Into this gap, Edge Markets has built something that has never existed before: a comprehensive, FDIC-insured financial platform purpose-built for institutional prediction market participants and bettors. So far, the platform has processed over two billion transactions. We’ve been incredibly impressed by the execution so far, and we are thrilled to announce that CoinFund is leading Edge Markets’ $29M Series A funding round. We are very excited to be backing Seni and the team building the first private settlement rail and banking platform designed specifically for prediction markets and betting.
The Edge Markets PlatformEdge Markets has built a three-product suite, each serving a distinct customer, all powered by the same core infrastructure and designed to reinforce one another in a flywheel.
EDGE Pro is Edge’s solution for sophisticated entities such as market makers, syndicates, and traders. The Edge Pro product offers customers a business FBO account at CRB, from which customers can route orders across various prediction markets.
EDGE Connect is the company’s B2B infrastructure product. Connect introduces an easy-to-integrate, A2A closed-loop system for moving money between banks, gambling venues, and prediction markets. Connect moves money exclusively between EDGE accounts and verified operator platforms, resulting in zero chargebacks and lower transaction costs.
EDGE Boost is the company’s consumer-facing product: an FDIC-insured debit account and banking platform purpose-built for bettors and prediction market participants. Boost allows users to move up to $1M per day, 24/7, between gaming venues and prediction markets while providing cashback on deposits and balance bonuses.

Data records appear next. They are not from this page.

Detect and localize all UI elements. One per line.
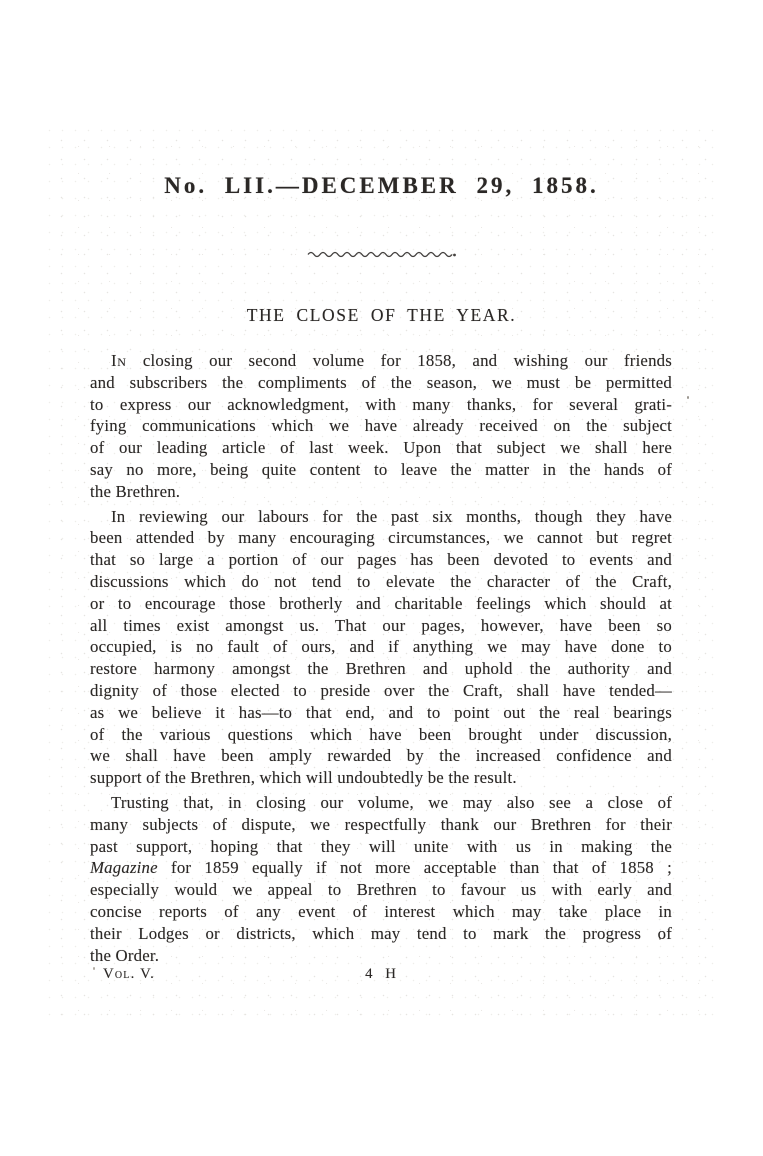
text-line: been attended by many encouraging circum… xyxy=(90,527,672,549)
article-title: THE CLOSE OF THE YEAR. xyxy=(0,305,763,326)
text-line: to express our acknowledgment, with many… xyxy=(90,394,672,416)
line-text: say no more, being quite content to leav… xyxy=(90,460,672,479)
text-line: support of the Brethren, which will undo… xyxy=(90,767,672,789)
line-text: as we believe it has—to that end, and to… xyxy=(90,703,672,722)
line-lead-word: Magazine xyxy=(90,858,158,877)
text-line: as we believe it has—to that end, and to… xyxy=(90,702,672,724)
line-text: especially would we appeal to Brethren t… xyxy=(90,880,672,899)
text-line: or to encourage those brotherly and char… xyxy=(90,593,672,615)
line-text: In reviewing our labours for the past si… xyxy=(111,507,672,526)
article-body: In closing our second volume for 1858, a… xyxy=(90,350,672,969)
text-line: fying communications which we have alrea… xyxy=(90,415,672,437)
squiggle-divider-icon xyxy=(0,249,763,267)
line-text: all times exist amongst us. That our pag… xyxy=(90,616,672,635)
text-line: occupied, is no fault of ours, and if an… xyxy=(90,636,672,658)
line-text: occupied, is no fault of ours, and if an… xyxy=(90,637,672,656)
line-text: for 1859 equally if not more acceptable … xyxy=(158,858,672,877)
line-text: or to encourage those brotherly and char… xyxy=(90,594,672,613)
text-line: the Order. xyxy=(90,945,672,967)
scanned-page: No. LII.—DECEMBER 29, 1858. THE CLOSE OF… xyxy=(0,0,763,1156)
text-line: we shall have been amply rewarded by the… xyxy=(90,745,672,767)
page-footer: Vol. V. 4 H xyxy=(90,966,672,988)
text-line: say no more, being quite content to leav… xyxy=(90,459,672,481)
text-line: the Brethren. xyxy=(90,481,672,503)
line-text: closing our second volume for 1858, and … xyxy=(126,351,672,370)
line-text: discussions which do not tend to elevate… xyxy=(90,572,672,591)
line-text: many subjects of dispute, we respectfull… xyxy=(90,815,672,834)
line-text: that so large a portion of our pages has… xyxy=(90,550,672,569)
text-line: discussions which do not tend to elevate… xyxy=(90,571,672,593)
text-line: of the various questions which have been… xyxy=(90,724,672,746)
line-text: and subscribers the compliments of the s… xyxy=(90,373,672,392)
line-text: the Brethren. xyxy=(90,482,180,501)
signature-mark: 4 H xyxy=(90,966,672,983)
text-line: In reviewing our labours for the past si… xyxy=(90,506,672,528)
line-text: their Lodges or districts, which may ten… xyxy=(90,924,672,943)
line-text: to express our acknowledgment, with many… xyxy=(90,395,672,414)
text-line: that so large a portion of our pages has… xyxy=(90,549,672,571)
issue-header: No. LII.—DECEMBER 29, 1858. xyxy=(0,173,763,199)
text-line: Trusting that, in closing our volume, we… xyxy=(90,792,672,814)
line-lead-word: In xyxy=(111,351,126,370)
text-line: many subjects of dispute, we respectfull… xyxy=(90,814,672,836)
line-text: dignity of those elected to preside over… xyxy=(90,681,672,700)
scan-speck-marks xyxy=(687,396,689,399)
line-text: support of the Brethren, which will undo… xyxy=(90,768,517,787)
line-text: been attended by many encouraging circum… xyxy=(90,528,672,547)
text-line: In closing our second volume for 1858, a… xyxy=(90,350,672,372)
text-line: and subscribers the compliments of the s… xyxy=(90,372,672,394)
text-line: Magazine for 1859 equally if not more ac… xyxy=(90,857,672,879)
line-text: Trusting that, in closing our volume, we… xyxy=(111,793,672,812)
line-text: restore harmony amongst the Brethren and… xyxy=(90,659,672,678)
text-line: restore harmony amongst the Brethren and… xyxy=(90,658,672,680)
text-line: all times exist amongst us. That our pag… xyxy=(90,615,672,637)
text-line: past support, hoping that they will unit… xyxy=(90,836,672,858)
text-line: concise reports of any event of interest… xyxy=(90,901,672,923)
line-text: concise reports of any event of interest… xyxy=(90,902,672,921)
text-line: of our leading article of last week. Upo… xyxy=(90,437,672,459)
line-text: of our leading article of last week. Upo… xyxy=(90,438,672,457)
text-line: their Lodges or districts, which may ten… xyxy=(90,923,672,945)
line-text: we shall have been amply rewarded by the… xyxy=(90,746,672,765)
text-line: especially would we appeal to Brethren t… xyxy=(90,879,672,901)
line-text: fying communications which we have alrea… xyxy=(90,416,672,435)
line-text: past support, hoping that they will unit… xyxy=(90,837,672,856)
line-text: the Order. xyxy=(90,946,159,965)
text-line: dignity of those elected to preside over… xyxy=(90,680,672,702)
line-text: of the various questions which have been… xyxy=(90,725,672,744)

A Team Built for This Market
We believe that building the financial layer for a high-risk, highly regulated industry demands a rare combination: operator intuition, regulatory discipline, and the technical depth to build durable infrastructure. In our opinion, the Edge team has assembled exactly that combination, and done so with people who have deep, domain-specific credentials in the markets they serve. The team is led by Seni Thomas (Co-Founder and CEO). Seni is a serial entrepreneur who started his career in AdTech, where he helped spin out one of the first programmatic advertising trading desks from MDC Partners. He later launched Audience Amplify, an early developer of header bidding technology, and Heights Media, an advertising supply trading company. Prior to Edge, Seni led the corporate development team at TheMaven (now The Arena Group Holdings on NYSE). Josh Jacobs (President) is the former Global CEO of Omnicom’s Accuen and President of TheMaven, which he scaled from pre-product to serving 110 million readers per month in three years. Lastly, David Woodly (CRO) brings 15 years of experience across sports, tech, and media from Playmaker and WatchMojo.
With a stellar product in a rapidly expanding market and a world-class team, CoinFund is thrilled to partner with Edge Markets on its mission to become the leading financial services company serving prediction markets and bettors.